La senda de las ánimas

Rubén Carlos Freire Fernández

AL SOL

26 ago 2021 . Actualizado a las 05:00 h.

Siempre había sido la rara, la estrafalaria, la extravagante, así la habían bautizado desde el primer día que puso un pie en aquel pueblo que tanto detestaba pero que, a su vez, tanto amaba.

¿Y quiénes eran ellos para descalificarla de aquella manera? ¿Quiénes eran ellos para marginarla desde un primer momento? Porque, ¿qué significaba ser rara, extravagante o estrafalaria?

Desde niña había disfrutado de su compañía, las consideraba sus más íntimas amigas, las únicas que acertaban a comprenderla, las únicas que en cada momento atinaban con el consejo adecuado, las únicas que jamás la habían considerado la rara, la estrafalaria, la extravagante.

Disfrutaba cada recoveco de aquella angosta senda. No acertaba a recordar el número de veces que la había paseado. Podría decirse, sin lugar a equívoco, que era capaz de caminarla con los ojos cerrados. Y en noches como aquella el placer de su recorrido le producía, si cabía, un placer todavía más extremo. Su corazón latía intensamente a cada paso que daba mientras el gélido aire del norte se fundía con el vaho que nerviosamente exhalaba.

Las siluetas que caprichosamente formaban los desvencijados focos que coronaban las destartaladas farolas que a duras penas iluminaban la cancilla de entrada al caer sobre la tupida niebla que cubría el lugar otorgaban al paraje un aspecto lúgubre a la vez que espectral.

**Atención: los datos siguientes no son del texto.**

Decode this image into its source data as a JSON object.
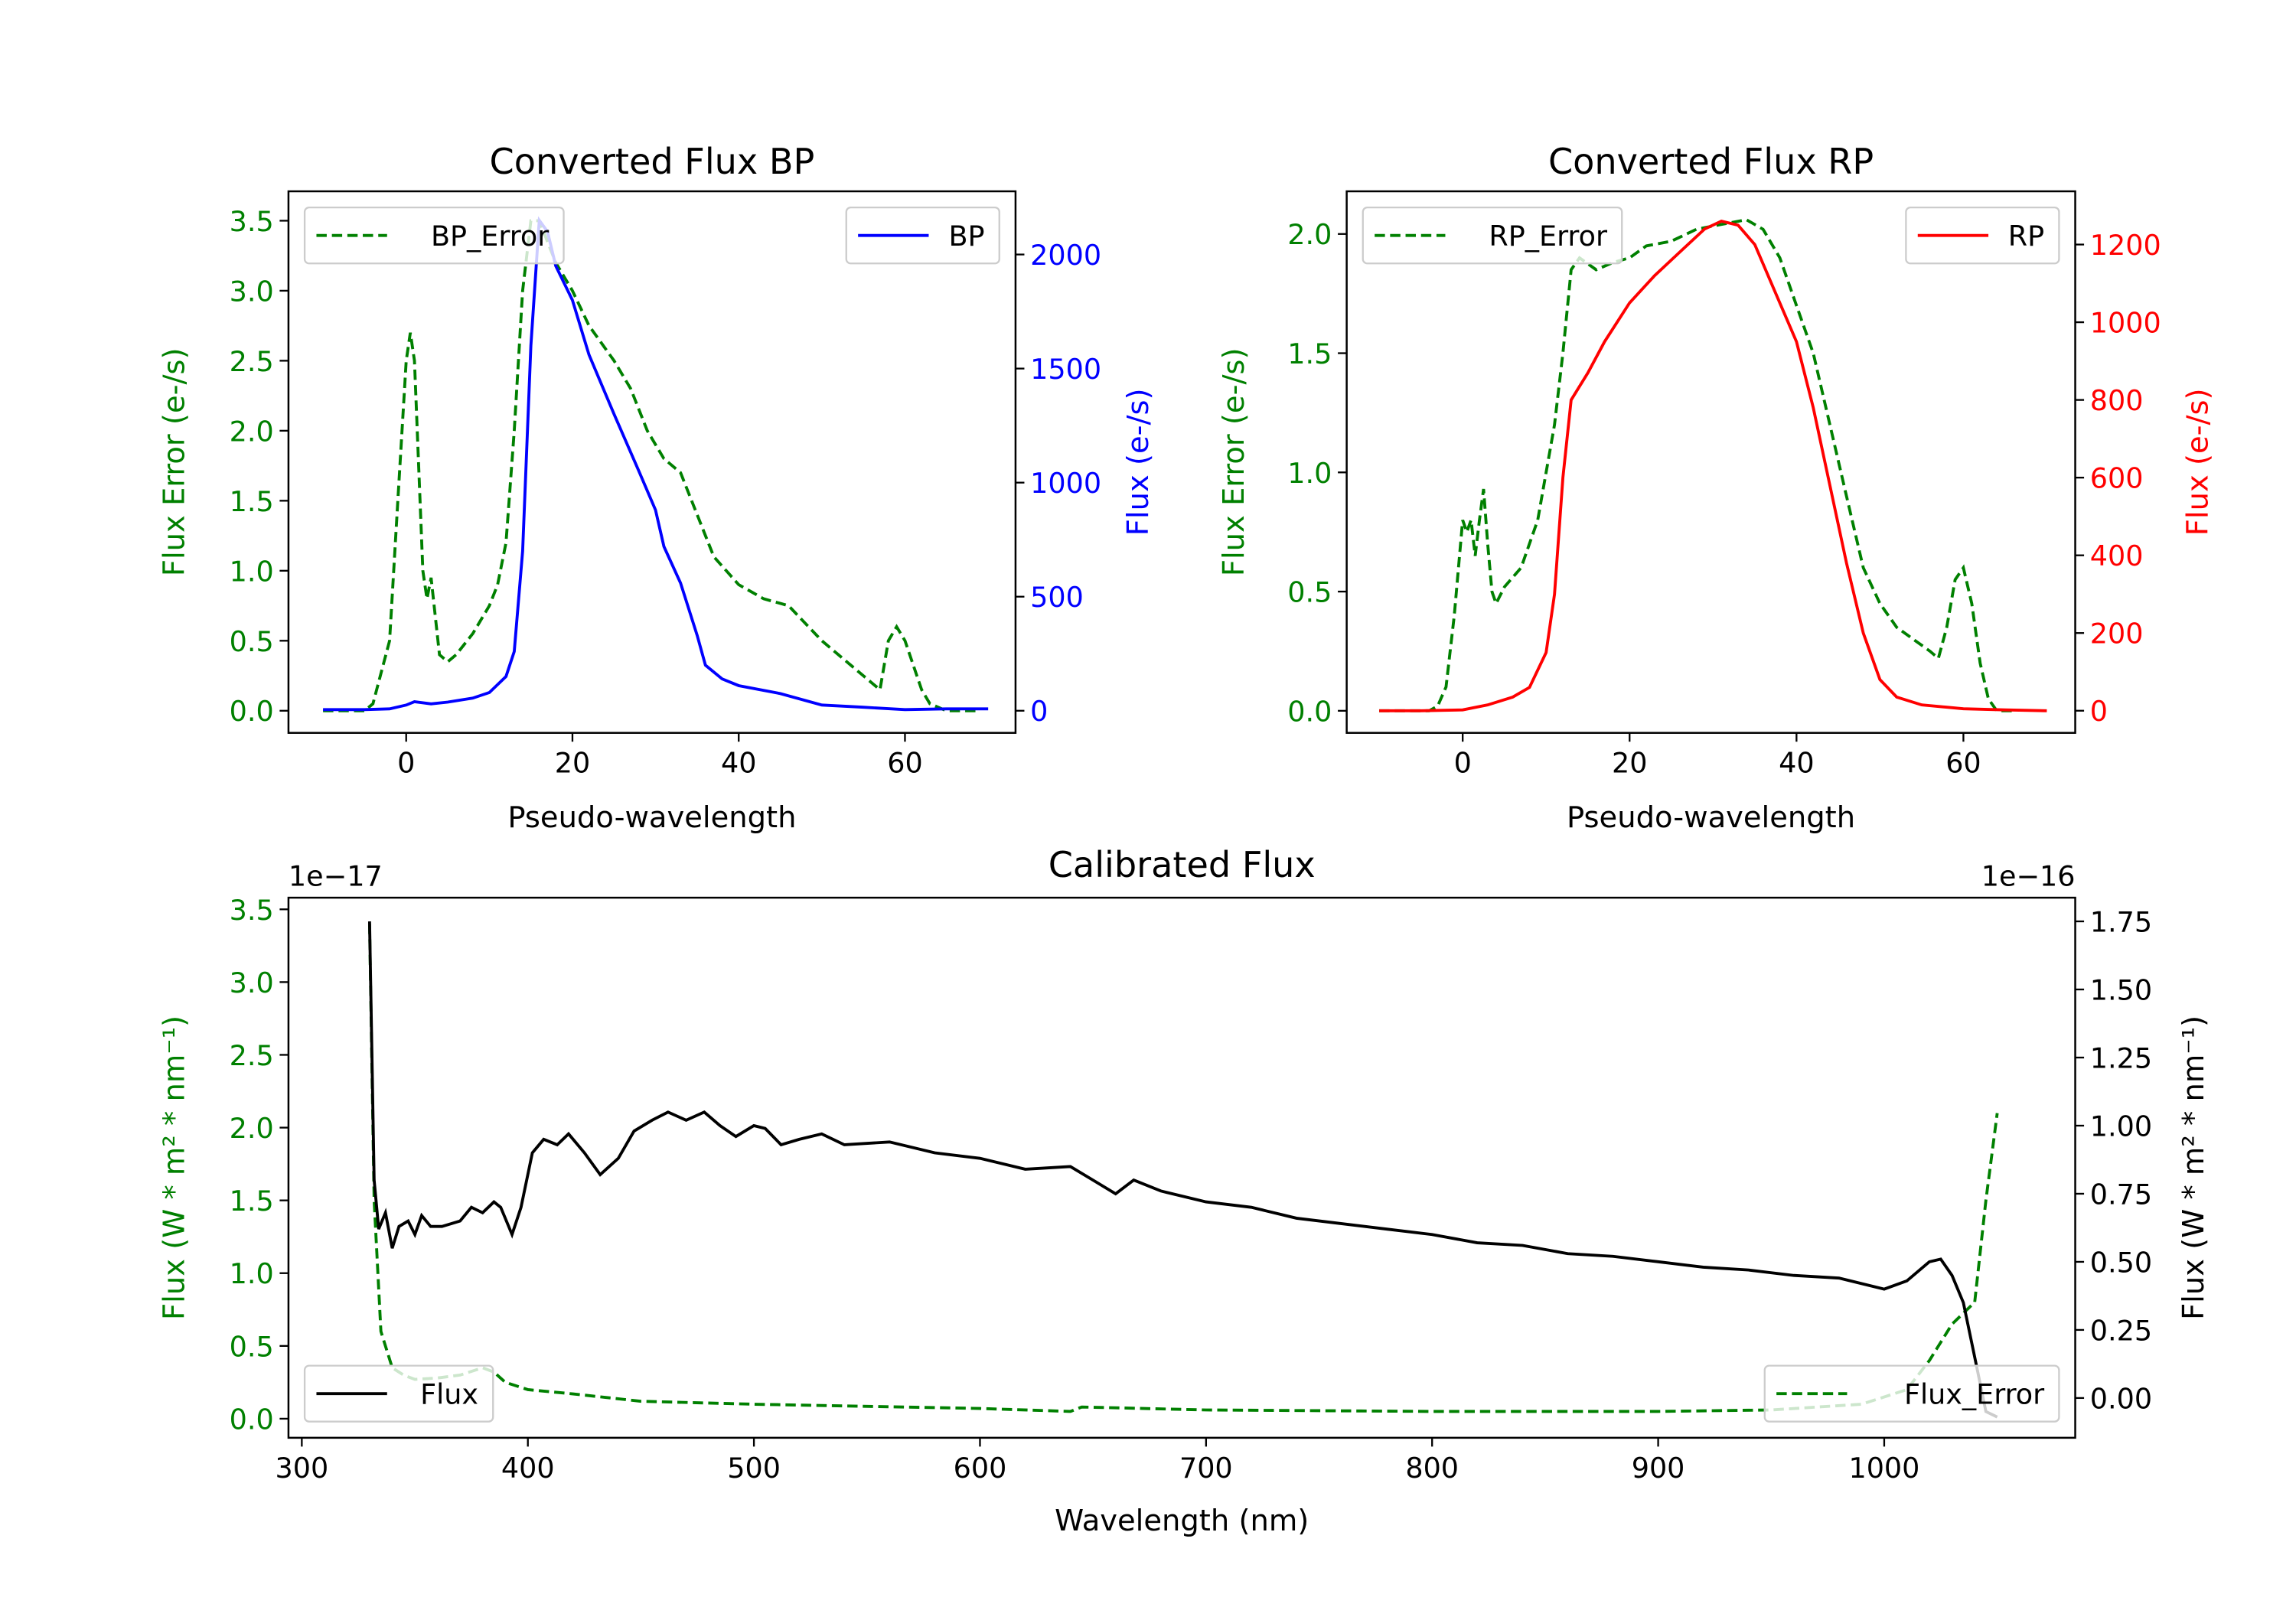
{
  "chart_data": [
    {
      "id": "bp",
      "type": "line",
      "title": "Converted Flux BP",
      "xlabel": "Pseudo-wavelength",
      "ylabel_left": "Flux Error (e-/s)",
      "ylabel_right": "Flux (e-/s)",
      "xlim": [
        -14.16,
        73.3
      ],
      "ylim_left": [
        -0.158,
        3.71
      ],
      "ylim_right": [
        -97,
        2277
      ],
      "xticks": {
        "values": [
          0,
          20,
          40,
          60
        ],
        "labels": [
          "0",
          "20",
          "40",
          "60"
        ]
      },
      "yticks_left": {
        "values": [
          0,
          0.5,
          1,
          1.5,
          2,
          2.5,
          3,
          3.5
        ],
        "labels": [
          "0.0",
          "0.5",
          "1.0",
          "1.5",
          "2.0",
          "2.5",
          "3.0",
          "3.5"
        ]
      },
      "yticks_right": {
        "values": [
          0,
          500,
          1000,
          1500,
          2000
        ],
        "labels": [
          "0",
          "500",
          "1000",
          "1500",
          "2000"
        ]
      },
      "left_color": "#008000",
      "right_color": "#0000ff",
      "series": [
        {
          "name": "BP_Error",
          "axis": "left",
          "color": "#008000",
          "style": "dashed",
          "legend": "top-left",
          "x": [
            -10,
            -5,
            -4,
            -2,
            -1,
            0,
            0.5,
            1,
            2,
            2.5,
            3,
            4,
            5,
            6,
            8,
            10,
            11,
            12,
            13,
            14,
            15,
            16,
            18,
            20,
            22,
            25,
            27,
            29,
            31,
            33,
            35,
            37,
            40,
            43,
            46,
            50,
            55,
            57,
            58,
            59,
            60,
            62,
            63,
            65,
            69
          ],
          "y": [
            0,
            0,
            0.05,
            0.5,
            1.5,
            2.5,
            2.7,
            2.5,
            1.0,
            0.8,
            0.95,
            0.4,
            0.35,
            0.4,
            0.55,
            0.75,
            0.9,
            1.2,
            2.0,
            3.0,
            3.5,
            3.5,
            3.2,
            3.0,
            2.75,
            2.5,
            2.3,
            2.0,
            1.8,
            1.7,
            1.4,
            1.1,
            0.9,
            0.8,
            0.75,
            0.5,
            0.25,
            0.15,
            0.5,
            0.6,
            0.5,
            0.15,
            0.05,
            0,
            0
          ]
        },
        {
          "name": "BP",
          "axis": "right",
          "color": "#0000ff",
          "style": "solid",
          "legend": "top-right",
          "x": [
            -10,
            -5,
            -2,
            0,
            1,
            3,
            5,
            8,
            10,
            12,
            13,
            14,
            15,
            16,
            17,
            18,
            20,
            22,
            25,
            28,
            30,
            31,
            33,
            35,
            36,
            38,
            40,
            45,
            50,
            55,
            60,
            65,
            70
          ],
          "y": [
            5,
            5,
            8,
            25,
            40,
            30,
            38,
            55,
            80,
            150,
            260,
            700,
            1600,
            2150,
            2100,
            1950,
            1800,
            1560,
            1300,
            1050,
            880,
            720,
            560,
            330,
            200,
            140,
            110,
            75,
            25,
            15,
            5,
            8,
            8
          ]
        }
      ]
    },
    {
      "id": "rp",
      "type": "line",
      "title": "Converted Flux RP",
      "xlabel": "Pseudo-wavelength",
      "ylabel_left": "Flux Error (e-/s)",
      "ylabel_right": "Flux (e-/s)",
      "xlim": [
        -13.9,
        73.4
      ],
      "ylim_left": [
        -0.0926,
        2.179
      ],
      "ylim_right": [
        -57,
        1337
      ],
      "xticks": {
        "values": [
          0,
          20,
          40,
          60
        ],
        "labels": [
          "0",
          "20",
          "40",
          "60"
        ]
      },
      "yticks_left": {
        "values": [
          0,
          0.5,
          1,
          1.5,
          2
        ],
        "labels": [
          "0.0",
          "0.5",
          "1.0",
          "1.5",
          "2.0"
        ]
      },
      "yticks_right": {
        "values": [
          0,
          200,
          400,
          600,
          800,
          1000,
          1200
        ],
        "labels": [
          "0",
          "200",
          "400",
          "600",
          "800",
          "1000",
          "1200"
        ]
      },
      "left_color": "#008000",
      "right_color": "#ff0000",
      "series": [
        {
          "name": "RP_Error",
          "axis": "left",
          "color": "#008000",
          "style": "dashed",
          "legend": "top-left",
          "x": [
            -10,
            -4,
            -3,
            -2,
            -1,
            0,
            0.5,
            1,
            1.5,
            2,
            2.5,
            3,
            3.5,
            4,
            5,
            7,
            9,
            11,
            12,
            13,
            14,
            16,
            18,
            20,
            22,
            25,
            28,
            31,
            34,
            36,
            38,
            40,
            42,
            44,
            46,
            48,
            50,
            52,
            54,
            56,
            57,
            58,
            59,
            60,
            61,
            62,
            63,
            64,
            66
          ],
          "y": [
            0,
            0,
            0.02,
            0.1,
            0.4,
            0.8,
            0.75,
            0.8,
            0.65,
            0.8,
            0.93,
            0.7,
            0.5,
            0.45,
            0.52,
            0.6,
            0.8,
            1.2,
            1.5,
            1.85,
            1.9,
            1.85,
            1.88,
            1.9,
            1.95,
            1.97,
            2.02,
            2.04,
            2.06,
            2.02,
            1.9,
            1.7,
            1.5,
            1.2,
            0.9,
            0.6,
            0.45,
            0.35,
            0.3,
            0.25,
            0.22,
            0.35,
            0.55,
            0.6,
            0.45,
            0.2,
            0.05,
            0,
            0
          ]
        },
        {
          "name": "RP",
          "axis": "right",
          "color": "#ff0000",
          "style": "solid",
          "legend": "top-right",
          "x": [
            -10,
            -5,
            0,
            3,
            6,
            8,
            10,
            11,
            12,
            13,
            15,
            17,
            20,
            23,
            26,
            29,
            31,
            33,
            35,
            37,
            40,
            42,
            44,
            46,
            48,
            50,
            52,
            55,
            60,
            65,
            70
          ],
          "y": [
            0,
            0,
            2,
            15,
            35,
            60,
            150,
            300,
            600,
            800,
            870,
            950,
            1050,
            1120,
            1180,
            1240,
            1260,
            1250,
            1200,
            1100,
            950,
            780,
            580,
            380,
            200,
            80,
            35,
            15,
            5,
            2,
            0
          ]
        }
      ]
    },
    {
      "id": "cal",
      "type": "line",
      "title": "Calibrated Flux",
      "xlabel": "Wavelength (nm)",
      "ylabel_left": "Flux (W * m² * nm⁻¹)",
      "ylabel_right": "Flux (W * m² * nm⁻¹)",
      "offset_left": "1e−17",
      "offset_right": "1e−16",
      "xlim": [
        294.1,
        1084.5
      ],
      "ylim_left": [
        -0.131,
        3.58
      ],
      "ylim_right": [
        -0.146,
        1.837
      ],
      "xticks": {
        "values": [
          300,
          400,
          500,
          600,
          700,
          800,
          900,
          1000
        ],
        "labels": [
          "300",
          "400",
          "500",
          "600",
          "700",
          "800",
          "900",
          "1000"
        ]
      },
      "yticks_left": {
        "values": [
          0,
          0.5,
          1,
          1.5,
          2,
          2.5,
          3,
          3.5
        ],
        "labels": [
          "0.0",
          "0.5",
          "1.0",
          "1.5",
          "2.0",
          "2.5",
          "3.0",
          "3.5"
        ]
      },
      "yticks_right": {
        "values": [
          0,
          0.25,
          0.5,
          0.75,
          1,
          1.25,
          1.5,
          1.75
        ],
        "labels": [
          "0.00",
          "0.25",
          "0.50",
          "0.75",
          "1.00",
          "1.25",
          "1.50",
          "1.75"
        ]
      },
      "left_color": "#008000",
      "right_color": "#000000",
      "series": [
        {
          "name": "Flux_Error",
          "axis": "left",
          "color": "#008000",
          "style": "dashed",
          "legend": "bottom-right",
          "x": [
            330,
            332,
            335,
            340,
            345,
            350,
            360,
            370,
            380,
            385,
            390,
            400,
            420,
            450,
            500,
            600,
            640,
            645,
            700,
            800,
            900,
            950,
            990,
            1010,
            1020,
            1030,
            1040,
            1045,
            1050
          ],
          "y": [
            3.4,
            1.5,
            0.6,
            0.35,
            0.3,
            0.27,
            0.28,
            0.3,
            0.35,
            0.32,
            0.25,
            0.2,
            0.17,
            0.12,
            0.1,
            0.07,
            0.05,
            0.08,
            0.06,
            0.05,
            0.05,
            0.06,
            0.1,
            0.2,
            0.4,
            0.65,
            0.8,
            1.5,
            2.1
          ]
        },
        {
          "name": "Flux",
          "axis": "right",
          "color": "#000000",
          "style": "solid",
          "legend": "bottom-left",
          "x": [
            330,
            332,
            334,
            337,
            340,
            343,
            347,
            350,
            353,
            357,
            362,
            370,
            375,
            380,
            385,
            388,
            393,
            397,
            402,
            407,
            413,
            418,
            425,
            432,
            440,
            447,
            455,
            462,
            470,
            478,
            485,
            492,
            500,
            505,
            512,
            520,
            530,
            540,
            560,
            580,
            600,
            620,
            640,
            650,
            660,
            668,
            680,
            700,
            720,
            740,
            760,
            780,
            800,
            820,
            840,
            860,
            880,
            900,
            920,
            940,
            960,
            980,
            1000,
            1010,
            1020,
            1025,
            1030,
            1035,
            1040,
            1045,
            1050
          ],
          "y": [
            1.75,
            0.8,
            0.62,
            0.68,
            0.55,
            0.63,
            0.65,
            0.6,
            0.67,
            0.63,
            0.63,
            0.65,
            0.7,
            0.68,
            0.72,
            0.7,
            0.6,
            0.7,
            0.9,
            0.95,
            0.93,
            0.97,
            0.9,
            0.82,
            0.88,
            0.98,
            1.02,
            1.05,
            1.02,
            1.05,
            1.0,
            0.96,
            1.0,
            0.99,
            0.93,
            0.95,
            0.97,
            0.93,
            0.94,
            0.9,
            0.88,
            0.84,
            0.85,
            0.8,
            0.75,
            0.8,
            0.76,
            0.72,
            0.7,
            0.66,
            0.64,
            0.62,
            0.6,
            0.57,
            0.56,
            0.53,
            0.52,
            0.5,
            0.48,
            0.47,
            0.45,
            0.44,
            0.4,
            0.43,
            0.5,
            0.51,
            0.45,
            0.35,
            0.15,
            -0.05,
            -0.07
          ]
        }
      ]
    }
  ]
}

Con el ligero rechinar de sus goznes la herrumbrosa y vieja portezuela cedió abriéndose levemente. La delgada capa de hielo que se había formado crujió bajo sus pies. Al igual que en los años anteriores sabía exactamente adónde debía dirigirse. Lentamente cruzó el pasillo central flanqueado por añejos panteones propiedad de las familias de más rancio abolengo que recordaban a los escasos visitantes que se acercaban al lugar los mejores tiempos pasados que había disfrutado el pueblo. La espesa niebla le impedía avanzar sin tropezar en las sepulturas que a ras de suelo decoraban el camposanto. Un escalofrío de tranquilidad recorrió su cuerpo cuando una fría mano tomó la suya y una sonrisa iluminó su rostro cuando las vio frente a ella acudiendo puntualmente a su cita.